Aliás, curiosamente, a origem da palavra paquera surgiu por causa das pacas (animal roedor). O paqueiro partia para “paquerar” (caçar as pacas), estudando o momento certo de fazer a captura do animal.

Em todo processo de restruturação, ainda que moral, é necessária uma boa dose de resiliência e ponderação para que os ajustes sejam efetivamente realizados.  Não se muda uma sociedade machista da noite para o dia. A mira não deve ser apontada tão somente para os homens, pois o pensamento machista povoa, inclusive, as mentes femininas.  Bradar e insurgir-se são atitudes sempre muito bem-vindas, porém o fundamental para toda mudança é o exercício do debate de forma lúcida.
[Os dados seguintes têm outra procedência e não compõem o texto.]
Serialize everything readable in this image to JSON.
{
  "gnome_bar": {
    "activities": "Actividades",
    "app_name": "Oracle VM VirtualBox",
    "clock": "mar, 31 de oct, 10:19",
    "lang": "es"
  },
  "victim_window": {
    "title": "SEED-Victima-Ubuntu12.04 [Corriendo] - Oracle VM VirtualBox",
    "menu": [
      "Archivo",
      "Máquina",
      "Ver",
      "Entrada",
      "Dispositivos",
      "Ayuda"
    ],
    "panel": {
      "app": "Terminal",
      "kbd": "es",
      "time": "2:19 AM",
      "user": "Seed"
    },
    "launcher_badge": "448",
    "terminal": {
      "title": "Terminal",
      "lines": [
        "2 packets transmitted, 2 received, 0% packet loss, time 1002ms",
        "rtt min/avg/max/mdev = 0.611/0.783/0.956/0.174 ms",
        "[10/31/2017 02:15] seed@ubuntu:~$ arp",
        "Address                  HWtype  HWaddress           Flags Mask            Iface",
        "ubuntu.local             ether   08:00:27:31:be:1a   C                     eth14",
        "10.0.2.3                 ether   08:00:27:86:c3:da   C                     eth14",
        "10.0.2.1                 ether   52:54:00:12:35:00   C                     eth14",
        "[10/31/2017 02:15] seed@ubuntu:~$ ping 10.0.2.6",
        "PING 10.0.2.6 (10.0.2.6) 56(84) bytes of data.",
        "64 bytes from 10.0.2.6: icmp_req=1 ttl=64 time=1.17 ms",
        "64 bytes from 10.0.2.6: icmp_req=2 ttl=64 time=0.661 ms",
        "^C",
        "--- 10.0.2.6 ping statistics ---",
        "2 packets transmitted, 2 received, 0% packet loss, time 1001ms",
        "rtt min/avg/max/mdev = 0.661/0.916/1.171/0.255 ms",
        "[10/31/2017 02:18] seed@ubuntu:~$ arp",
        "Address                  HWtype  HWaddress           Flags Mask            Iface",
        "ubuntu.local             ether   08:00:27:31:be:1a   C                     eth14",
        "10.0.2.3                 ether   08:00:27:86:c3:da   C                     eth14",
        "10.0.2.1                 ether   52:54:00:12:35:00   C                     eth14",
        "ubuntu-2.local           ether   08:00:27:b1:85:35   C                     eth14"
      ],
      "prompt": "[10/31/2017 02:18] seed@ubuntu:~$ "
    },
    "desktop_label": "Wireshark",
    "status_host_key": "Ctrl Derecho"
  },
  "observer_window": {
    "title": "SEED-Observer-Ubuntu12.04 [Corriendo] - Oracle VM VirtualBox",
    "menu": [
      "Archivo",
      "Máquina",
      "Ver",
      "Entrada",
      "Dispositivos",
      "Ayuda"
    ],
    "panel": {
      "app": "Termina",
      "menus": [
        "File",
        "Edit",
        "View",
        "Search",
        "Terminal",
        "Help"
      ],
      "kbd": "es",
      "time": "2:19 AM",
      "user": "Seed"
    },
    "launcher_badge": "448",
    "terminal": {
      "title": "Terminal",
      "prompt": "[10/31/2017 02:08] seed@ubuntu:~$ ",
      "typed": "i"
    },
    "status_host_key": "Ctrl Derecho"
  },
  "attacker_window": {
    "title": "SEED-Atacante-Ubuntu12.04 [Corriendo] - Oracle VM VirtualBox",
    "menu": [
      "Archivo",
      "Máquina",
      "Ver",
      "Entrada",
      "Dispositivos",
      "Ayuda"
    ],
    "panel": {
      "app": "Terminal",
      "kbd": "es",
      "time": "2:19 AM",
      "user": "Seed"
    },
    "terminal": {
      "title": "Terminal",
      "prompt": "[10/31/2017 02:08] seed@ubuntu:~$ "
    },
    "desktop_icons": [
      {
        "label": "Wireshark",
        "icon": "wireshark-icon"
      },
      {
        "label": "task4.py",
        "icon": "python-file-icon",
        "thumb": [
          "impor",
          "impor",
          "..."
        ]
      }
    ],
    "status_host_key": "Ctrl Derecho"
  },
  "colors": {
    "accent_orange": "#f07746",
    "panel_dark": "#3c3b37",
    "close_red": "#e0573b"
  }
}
A palavra, embora mais homeopática, constrói pensamentos mais sólidos do que a alopatia da truculência.

Tenho certeza que você não quer mais ter que ceder aos caprichos do chefe; que não quer ter que recusar a oferta de um emprego por pressentir problemas futuros; que não quer conviver com o medo da perda e aceitar a submissão. Tenho certeza que você não quer encontrar sua filha, sua esposa ou sua irmã chorando em silêncio por ter sido vítima de um assédio sexual.

Precisamos transformar e construir uma sociedade melhor. Do que adianta evoluir tecnologicamente se pessoalmente estamos estagnados? Dê voz ao seu protesto. O silêncio está rompido, Time’s Up (O tempo acabou).